The regulation defendant is charged with violating was analyzed by the Supreme Court in Clark v. Community for Creative Non-Violence, supra. In that case, plaintiff sought an injunction against the enforcement of this regulation. The Court held that similar conduct charged under the same Park Service regulation did not violate the first amendment. The Court stated:
We have difficulty, therefore, in understanding why the prohibition against camping, with its ban on sleeping overnight, is not a reasonable time, place, or manner regulation that withstands constitutional scrutiny. Surely the regulation is not unconstitutional on its face. None of its provisions appears unrelated to the ends that it was designed to serve. Nor is it any less valid when applied to prevent camping in Memorial-core parks by those who wish to demonstrate and deliver a message to the public and the central Government. Damage to the parks as well as their partial inaccessibility to other members of the public can as easily result from camping by demonstrators as by nondemonstrators. In neither case must the Government tolerate it. All those who would resort to the parks must abide by otherwise valid rules for their use, just as they must observe the traffic laws, sanitation regulations, and laws to preserve the public peace. This is no more than a reaffirmation that reasonable time, place, or manner restrictions on expression are constitutionally acceptable.Clark v. Community for Creative Non-Violence, supra, 468 U.S. at 297-98, 104 S.Ct. at 3071 (footnote omitted). It is noted that the Court specifically held that the rule against camping or overnight sleeping in parks is not beyond the constitutional power of the government to enforce and that there is substantial government interest in conserving park property that is served by a proscription of sleeping.
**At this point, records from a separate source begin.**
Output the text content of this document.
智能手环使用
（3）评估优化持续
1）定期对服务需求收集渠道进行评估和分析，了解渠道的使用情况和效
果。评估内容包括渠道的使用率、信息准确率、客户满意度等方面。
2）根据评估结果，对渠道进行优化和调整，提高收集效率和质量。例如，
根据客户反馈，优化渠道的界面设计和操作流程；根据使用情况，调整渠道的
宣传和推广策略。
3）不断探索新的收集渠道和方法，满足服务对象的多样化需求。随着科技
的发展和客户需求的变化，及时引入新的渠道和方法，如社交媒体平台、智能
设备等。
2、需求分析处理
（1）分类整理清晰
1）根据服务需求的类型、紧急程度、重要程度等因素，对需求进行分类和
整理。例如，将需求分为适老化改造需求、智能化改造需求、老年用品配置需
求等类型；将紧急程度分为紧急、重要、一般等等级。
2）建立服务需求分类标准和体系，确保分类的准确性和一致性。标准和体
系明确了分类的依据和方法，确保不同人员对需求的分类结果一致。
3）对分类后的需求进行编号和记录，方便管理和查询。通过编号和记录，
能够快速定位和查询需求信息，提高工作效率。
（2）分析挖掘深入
Since the penalties under the law of the District of Columbia cannot be cumulative and do not exceed six months, and since the proscription on sleeping in Lafayette Park has been sustained by the Supreme Court in Clark v. Community for Creative Non-Violence, supra, it is by the Court this 5th day of June, 1987,
It is noted that the regulation respecting camping mentions certain specific indicia of camping in the disjunctive, not the conjunctive, as assumed by counsel.
ORDERED that defendant's motion for trial by jury be, and hereby is, denied.